1. Various of passengers waiting to check in for Malaysia Airlines flights
2. Screens showing bag drop information
3. Passengers waiting to check in
4. Wide of departures hall
5. SOUNDBITE (English) Adham Qalid, pilot of Malaysia Airlines:
"All the flights have been done by the flight plan and it has been approved by authorised bodies. So, actually, it's legally, it is well legal within our flight plan, planning-wise. So there is nothing illegal about it."
6. Various of passengers
7. SOUNDBITE (English) Kevin Squire, passenger to Brisbane, Australia:
"Well, it's just poor and it's murder. It's absolute murder. I don't know why the plane was flying over Donetsk, to start with. And I'm just appalled that it's happened. How many women and children are going to keep being killed? And they have been killed in Ukraine, they've been killed in Palestine. You know so it's just murder."
8. Various of Malaysia Airlines planes on tarmac, as filmed through airport window
Passengers continued to check in for Malaysia Airlines flights out of Kuala Lumpur International Airport on Saturday, two days after the state-owned company was hit by a second disaster in quick succession.
Malaysia Airlines Flight 17 was downed over eastern Ukraine on Thursday with 298 people aboard by what US intelligence authorities believe was a surface-to-air missile.
Just four months earlier, a Malaysia Airlines jetliner carrying 239 people disappeared about an hour after taking off from Kuala Lumpur International Airport.

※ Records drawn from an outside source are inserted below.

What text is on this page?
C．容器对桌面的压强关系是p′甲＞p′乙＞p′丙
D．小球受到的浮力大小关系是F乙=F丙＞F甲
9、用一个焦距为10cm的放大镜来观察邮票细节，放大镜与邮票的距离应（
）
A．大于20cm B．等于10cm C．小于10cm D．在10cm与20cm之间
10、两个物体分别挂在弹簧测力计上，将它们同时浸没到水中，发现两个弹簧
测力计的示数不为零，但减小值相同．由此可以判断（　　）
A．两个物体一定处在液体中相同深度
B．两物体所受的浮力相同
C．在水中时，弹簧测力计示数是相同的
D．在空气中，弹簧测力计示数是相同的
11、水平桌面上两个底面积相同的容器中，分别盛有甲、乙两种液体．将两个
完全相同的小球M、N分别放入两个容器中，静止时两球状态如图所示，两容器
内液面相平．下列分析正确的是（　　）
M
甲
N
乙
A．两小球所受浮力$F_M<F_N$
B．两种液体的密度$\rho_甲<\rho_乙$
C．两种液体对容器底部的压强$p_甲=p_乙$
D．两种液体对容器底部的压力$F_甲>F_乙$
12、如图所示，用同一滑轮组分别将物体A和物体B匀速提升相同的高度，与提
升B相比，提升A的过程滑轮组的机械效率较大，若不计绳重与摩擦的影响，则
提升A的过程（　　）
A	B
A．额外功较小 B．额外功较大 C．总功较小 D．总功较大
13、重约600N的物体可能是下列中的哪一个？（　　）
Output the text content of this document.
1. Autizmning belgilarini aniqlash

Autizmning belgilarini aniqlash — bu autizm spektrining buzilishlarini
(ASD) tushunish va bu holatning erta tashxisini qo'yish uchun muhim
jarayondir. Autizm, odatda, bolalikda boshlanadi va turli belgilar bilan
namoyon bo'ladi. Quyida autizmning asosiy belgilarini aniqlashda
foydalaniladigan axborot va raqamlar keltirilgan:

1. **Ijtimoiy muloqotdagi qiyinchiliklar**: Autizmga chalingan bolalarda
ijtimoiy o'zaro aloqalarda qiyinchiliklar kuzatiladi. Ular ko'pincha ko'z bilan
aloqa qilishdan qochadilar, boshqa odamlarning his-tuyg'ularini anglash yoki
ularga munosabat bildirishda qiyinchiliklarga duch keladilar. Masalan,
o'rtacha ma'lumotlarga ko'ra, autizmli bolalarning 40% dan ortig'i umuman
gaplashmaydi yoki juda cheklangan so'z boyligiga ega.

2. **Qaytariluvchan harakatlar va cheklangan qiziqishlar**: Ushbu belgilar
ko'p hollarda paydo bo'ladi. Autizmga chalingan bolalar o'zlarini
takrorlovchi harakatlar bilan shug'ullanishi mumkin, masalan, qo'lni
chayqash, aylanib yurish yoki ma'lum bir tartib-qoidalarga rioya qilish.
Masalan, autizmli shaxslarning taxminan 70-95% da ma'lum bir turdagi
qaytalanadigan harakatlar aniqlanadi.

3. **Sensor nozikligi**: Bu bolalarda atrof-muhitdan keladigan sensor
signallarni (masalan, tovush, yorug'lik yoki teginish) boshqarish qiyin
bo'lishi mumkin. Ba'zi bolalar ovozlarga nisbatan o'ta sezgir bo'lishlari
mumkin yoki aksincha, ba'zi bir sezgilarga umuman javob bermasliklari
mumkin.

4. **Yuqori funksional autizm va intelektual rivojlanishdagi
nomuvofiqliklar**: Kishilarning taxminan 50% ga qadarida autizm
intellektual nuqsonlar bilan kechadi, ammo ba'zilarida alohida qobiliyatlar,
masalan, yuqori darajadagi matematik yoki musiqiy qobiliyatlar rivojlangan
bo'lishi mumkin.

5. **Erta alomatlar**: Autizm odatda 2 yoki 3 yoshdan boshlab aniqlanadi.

Adham Qalid, a Malaysian Airlines pilot at Kuala Lumpur airport said that he believed that the plane flew according to the flight plan which was "approved by the authorised bodies".
Passengers getting on a Malaysia Airlines flight to Brisbane showed little concern about their trip on Saturday but did express outrage at the attack.
"Well, it's just poor and it's murder. It's absolute murder," said passenger Kevin Squire.
The accident also killed a group of AIDS (Acquired Immunodeficiency Syndrome) experts heading to Australia for an international AIDS conference.
The International Civil Aviation Organisation said in a news release on Friday night that it would send a team to Ukraine at the request of the Ukrainian government to assist in the official investigation into the downed plane.